Interestingly Sigl doesn’t see Infiniti’s competition as its Toyota and Honda equivalents – Lexus and Accura – despite all three brand’s Japanese heritages and luxury division similarities.
Instead Infiniti is aiming for the big guns – the three firmly established, European brands in the luxury and performance sectors.
“If you look at our competitors, basically we say let the three German brands fight over 90 per cent of the pie. But we want to have a fair share to fight over the remaining 10 per cent and that’s really the place we believe we can take,” explained Sigl, speaking to Gulf Business at the Abu Dhabi Grand Prix earlier this month.
Infiniti’s motto – “Inspired Performance” – features heavily on Red Bull’s Formula One cars and the racing suits of its drivers, including brand ambassador Sebastian Vettel who became a three-time World Champion in Brazil on Sunday. Vettel has also had a large hand in the design and performance of the brand’s latest model, the FX Vettel edition.

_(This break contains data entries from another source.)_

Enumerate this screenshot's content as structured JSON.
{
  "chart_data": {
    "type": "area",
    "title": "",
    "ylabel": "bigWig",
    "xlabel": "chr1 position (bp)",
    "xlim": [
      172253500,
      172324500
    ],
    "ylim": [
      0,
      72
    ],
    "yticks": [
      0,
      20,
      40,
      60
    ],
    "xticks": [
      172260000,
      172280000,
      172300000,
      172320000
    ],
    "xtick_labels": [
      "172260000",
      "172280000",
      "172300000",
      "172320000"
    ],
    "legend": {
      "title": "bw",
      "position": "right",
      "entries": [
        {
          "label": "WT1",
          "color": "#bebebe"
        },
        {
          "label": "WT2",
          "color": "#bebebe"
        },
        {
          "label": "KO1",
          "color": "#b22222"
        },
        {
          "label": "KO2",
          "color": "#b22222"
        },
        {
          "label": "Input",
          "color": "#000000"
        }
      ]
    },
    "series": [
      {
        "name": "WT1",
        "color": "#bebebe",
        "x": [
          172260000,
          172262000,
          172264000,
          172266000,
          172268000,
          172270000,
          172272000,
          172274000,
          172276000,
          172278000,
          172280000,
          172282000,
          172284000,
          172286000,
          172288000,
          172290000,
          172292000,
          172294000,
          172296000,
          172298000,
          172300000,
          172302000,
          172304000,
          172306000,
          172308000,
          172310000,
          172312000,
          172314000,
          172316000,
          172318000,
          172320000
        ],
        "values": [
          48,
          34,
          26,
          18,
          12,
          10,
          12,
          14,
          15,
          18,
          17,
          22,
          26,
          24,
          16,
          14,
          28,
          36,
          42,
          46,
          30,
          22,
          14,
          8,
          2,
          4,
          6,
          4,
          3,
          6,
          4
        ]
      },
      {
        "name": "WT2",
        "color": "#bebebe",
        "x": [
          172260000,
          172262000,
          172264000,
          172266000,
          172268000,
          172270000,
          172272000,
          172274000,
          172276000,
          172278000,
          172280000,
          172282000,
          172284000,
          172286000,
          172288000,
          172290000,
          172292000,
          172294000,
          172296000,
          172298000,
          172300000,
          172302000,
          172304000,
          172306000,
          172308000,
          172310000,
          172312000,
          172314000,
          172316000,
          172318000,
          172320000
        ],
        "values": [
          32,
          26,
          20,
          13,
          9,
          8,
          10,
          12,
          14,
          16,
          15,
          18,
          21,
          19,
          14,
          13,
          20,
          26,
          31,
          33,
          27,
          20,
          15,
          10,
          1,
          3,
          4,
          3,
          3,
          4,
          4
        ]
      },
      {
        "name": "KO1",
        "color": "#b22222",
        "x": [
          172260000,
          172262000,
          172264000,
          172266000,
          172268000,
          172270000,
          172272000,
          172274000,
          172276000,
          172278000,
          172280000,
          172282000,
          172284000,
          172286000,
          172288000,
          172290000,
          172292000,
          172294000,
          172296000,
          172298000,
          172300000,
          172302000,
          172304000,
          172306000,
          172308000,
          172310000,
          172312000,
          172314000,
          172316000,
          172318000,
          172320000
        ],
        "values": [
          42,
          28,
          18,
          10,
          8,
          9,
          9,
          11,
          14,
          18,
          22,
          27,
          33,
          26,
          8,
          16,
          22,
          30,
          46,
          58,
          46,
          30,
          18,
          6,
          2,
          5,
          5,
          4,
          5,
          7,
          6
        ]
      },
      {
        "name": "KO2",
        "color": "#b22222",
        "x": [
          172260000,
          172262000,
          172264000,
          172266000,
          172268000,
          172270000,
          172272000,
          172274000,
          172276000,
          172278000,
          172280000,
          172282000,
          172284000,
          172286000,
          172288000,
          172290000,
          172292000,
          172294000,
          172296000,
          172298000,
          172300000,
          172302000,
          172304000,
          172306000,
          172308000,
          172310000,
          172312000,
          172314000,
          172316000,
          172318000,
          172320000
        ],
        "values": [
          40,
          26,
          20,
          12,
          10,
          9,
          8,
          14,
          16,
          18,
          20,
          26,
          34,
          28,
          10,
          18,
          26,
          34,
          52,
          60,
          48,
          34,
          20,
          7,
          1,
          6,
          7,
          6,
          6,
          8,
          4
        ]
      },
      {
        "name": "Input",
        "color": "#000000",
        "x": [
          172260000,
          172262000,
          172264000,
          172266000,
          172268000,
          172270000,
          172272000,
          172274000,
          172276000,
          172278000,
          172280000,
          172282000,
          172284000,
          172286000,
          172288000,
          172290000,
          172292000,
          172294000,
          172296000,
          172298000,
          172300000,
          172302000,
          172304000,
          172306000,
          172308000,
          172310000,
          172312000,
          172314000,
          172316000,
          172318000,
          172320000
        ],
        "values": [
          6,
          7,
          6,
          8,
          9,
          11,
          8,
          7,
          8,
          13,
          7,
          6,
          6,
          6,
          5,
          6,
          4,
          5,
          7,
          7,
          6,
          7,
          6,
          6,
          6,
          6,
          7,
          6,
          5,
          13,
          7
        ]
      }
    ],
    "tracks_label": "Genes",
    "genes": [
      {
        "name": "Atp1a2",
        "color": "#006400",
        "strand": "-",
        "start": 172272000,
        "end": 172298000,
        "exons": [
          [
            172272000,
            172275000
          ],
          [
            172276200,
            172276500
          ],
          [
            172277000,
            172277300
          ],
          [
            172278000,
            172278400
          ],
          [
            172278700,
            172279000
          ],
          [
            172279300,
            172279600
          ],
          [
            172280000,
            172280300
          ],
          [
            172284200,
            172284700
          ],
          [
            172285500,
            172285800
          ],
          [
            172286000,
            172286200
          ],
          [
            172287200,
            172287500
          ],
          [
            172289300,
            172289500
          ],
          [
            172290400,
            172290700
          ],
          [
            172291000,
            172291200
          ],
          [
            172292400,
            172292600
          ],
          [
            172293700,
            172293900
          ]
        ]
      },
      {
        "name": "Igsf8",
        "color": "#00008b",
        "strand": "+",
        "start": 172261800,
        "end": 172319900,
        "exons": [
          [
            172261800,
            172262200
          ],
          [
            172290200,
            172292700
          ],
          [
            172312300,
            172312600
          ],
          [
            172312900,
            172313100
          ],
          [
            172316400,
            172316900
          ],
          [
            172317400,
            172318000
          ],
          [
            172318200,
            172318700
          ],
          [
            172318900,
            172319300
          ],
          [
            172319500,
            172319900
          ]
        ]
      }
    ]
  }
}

Despite being a recognised and successful brand in North America, Infiniti has struggled to impose itself in the European and Chinese markets and hopes its partnership with Red Bull will help to put it in a position to challenge the more established players.
“One of the issues when you’re an emerging luxury brand is base of awareness,” says Simon Sproule, vice president, head of global marketing and global motorsport for Nissan and Infiniti.
“So when people think luxury they tend to think of the three German guys [Audi, Mercedes and BMW] and then they remember ‘oh there’s that Japanese company owned by Toyota, and oh there’s another one isn’t there’.”
Speaking to Gulf Business, Sproule revealed the main rival to Red Bull for its sponsorship deal at the end of 2010 wasn’t another Formula One name but an English Premier League football team.
“We took the decision that we needed a global platform for Infiniti to build basic awareness and so we set about evaluating a number of different options.
“We very quickly whittled it down to a couple of sports that had global reach and had the awareness metrics that we were looking for, and that was soccer and Formula 1.
“In the end the decision to go with Formula 1 was clear. Red Bull were the best team for us; coming new into the sport, they were very different, they weren’t traditional and we started to package together a deal with them.”